My week was centered on remembrance. From joining a service in Westminster remembering the 22 MPs, including Captain, The Hon. T.C.R. Agar-Robartes for part of this constituency, who lost their lives in military service during the First World War to participating in the wide range of special events at Truro Cathedral, including a spectacular performance of Britten’s War Requiem performed by magnificent, local musicians.
Laying wreaths of poppies during Remembrance Services in my constituency is always an honour and privilege, remembering the bravery and sacrifice of our local armed services personnel and their families past and present. Having spent time with our armed services, participating in the Parliamentary Armed Forces Scheme and championing Falmouth as our nation’s fifth Naval Port, I know that for the vast majority of those serving in the Armed Forces the experience is a positive one.
I also know that for some, who have been physically or mentally impacted, we are duty-bound to honour their dedication and commitment by ensuring that they continue to receive the very best possible health care when they return to civilian life. The Armed Forces Covenant places a responsibility on us all to ensure that those who serve in the Armed Forces, whether Regular or Reserve, those who have served in the past, and their families, should not face any disadvantage compared to other citizens in the provision of public and commercial services. I believe special consideration is appropriate, especially for those who have given most such as the injured and the bereaved.

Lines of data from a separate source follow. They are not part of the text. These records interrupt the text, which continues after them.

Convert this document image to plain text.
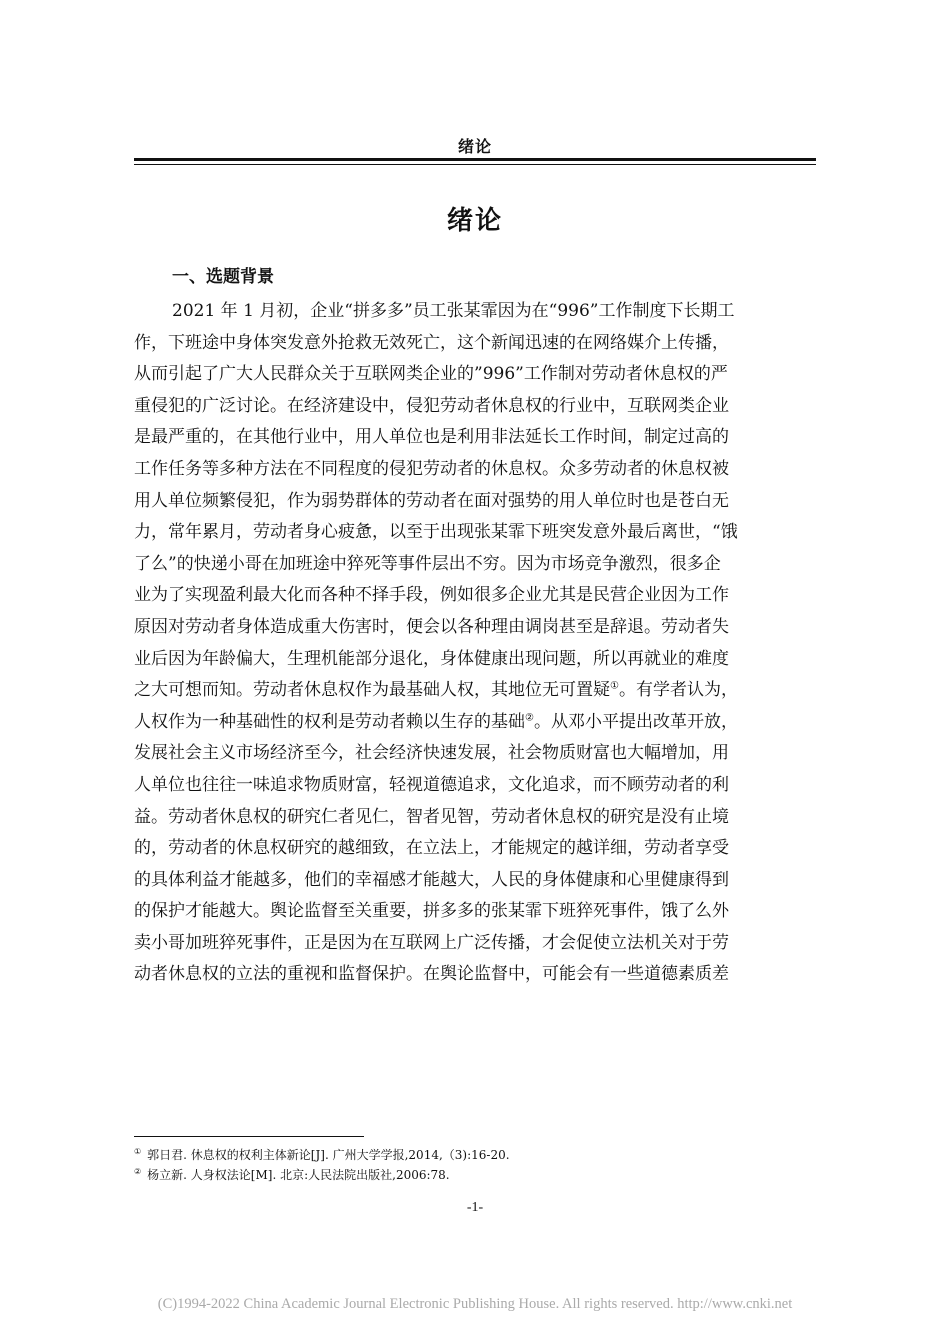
绪论
绪论
一、选题背景
2021 年 1 月初，企业“拼多多”员工张某霏因为在“996”工作制度下长期工
作，下班途中身体突发意外抢救无效死亡，这个新闻迅速的在网络媒介上传播，
从而引起了广大人民群众关于互联网类企业的”996”工作制对劳动者休息权的严
重侵犯的广泛讨论。在经济建设中，侵犯劳动者休息权的行业中，互联网类企业
是最严重的，在其他行业中，用人单位也是利用非法延长工作时间，制定过高的
工作任务等多种方法在不同程度的侵犯劳动者的休息权。众多劳动者的休息权被
用人单位频繁侵犯，作为弱势群体的劳动者在面对强势的用人单位时也是苍白无
力，常年累月，劳动者身心疲惫，以至于出现张某霏下班突发意外最后离世，“饿
了么”的快递小哥在加班途中猝死等事件层出不穷。因为市场竞争激烈，很多企
业为了实现盈利最大化而各种不择手段，例如很多企业尤其是民营企业因为工作
原因对劳动者身体造成重大伤害时，便会以各种理由调岗甚至是辞退。劳动者失
业后因为年龄偏大，生理机能部分退化，身体健康出现问题，所以再就业的难度
之大可想而知。劳动者休息权作为最基础人权，其地位无可置疑①。有学者认为，
人权作为一种基础性的权利是劳动者赖以生存的基础②。从邓小平提出改革开放，
发展社会主义市场经济至今，社会经济快速发展，社会物质财富也大幅增加，用
人单位也往往一味追求物质财富，轻视道德追求，文化追求，而不顾劳动者的利
益。劳动者休息权的研究仁者见仁，智者见智，劳动者休息权的研究是没有止境
的，劳动者的休息权研究的越细致，在立法上，才能规定的越详细，劳动者享受
的具体利益才能越多，他们的幸福感才能越大，人民的身体健康和心里健康得到
的保护才能越大。舆论监督至关重要，拼多多的张某霏下班猝死事件，饿了么外
卖小哥加班猝死事件，正是因为在互联网上广泛传播，才会促使立法机关对于劳
动者休息权的立法的重视和监督保护。在舆论监督中，可能会有一些道德素质差
① 郭日君. 休息权的权利主体新论[J]. 广州大学学报,2014,（3):16-20.
② 杨立新. 人身权法论[M]. 北京:人民法院出版社,2006:78.
-1-
(C)1994-2022 China Academic Journal Electronic Publishing House. All rights reserved. http://www.cnki.net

We have achieved a great deal over the past four years in providing services to those who have served their country. I am pleased that at the weekend the Government announced what I had been calling for on behalf of local war widows. I am particularly concerned that the NHS is enabled to play its essential role in delivering the Covenant. Over £22m of funding has been provided that has enabled amongst other things: nine veterans’ prosthetic centres; ten veterans mental health teams; a 24-hour veterans mental health helpline; Big White Wall online mental health counselling service for the Armed Forces Community; an e-learning package for GPs on Armed Forces, veterans and service families health; and a veterans information service, where veterans are contacted a year after discharge with information to help them with health and other issues.
In addition, up to £18m is being provided through NHS specialist commissioning arrangements to charity Combat Stress to provide acute PTSD services to veterans. The LIBOR banking funds are also being used to contribute directly to the health and wellbeing of veterans and their families.
I know that more can be done and the centenary of the First World War that prompted me to reread the poems of soldier poets, brings this into sharp focus. I can assure you that we will continue to work hard to deliver the best possible health services for our Armed Forces, reservists, veterans and their families.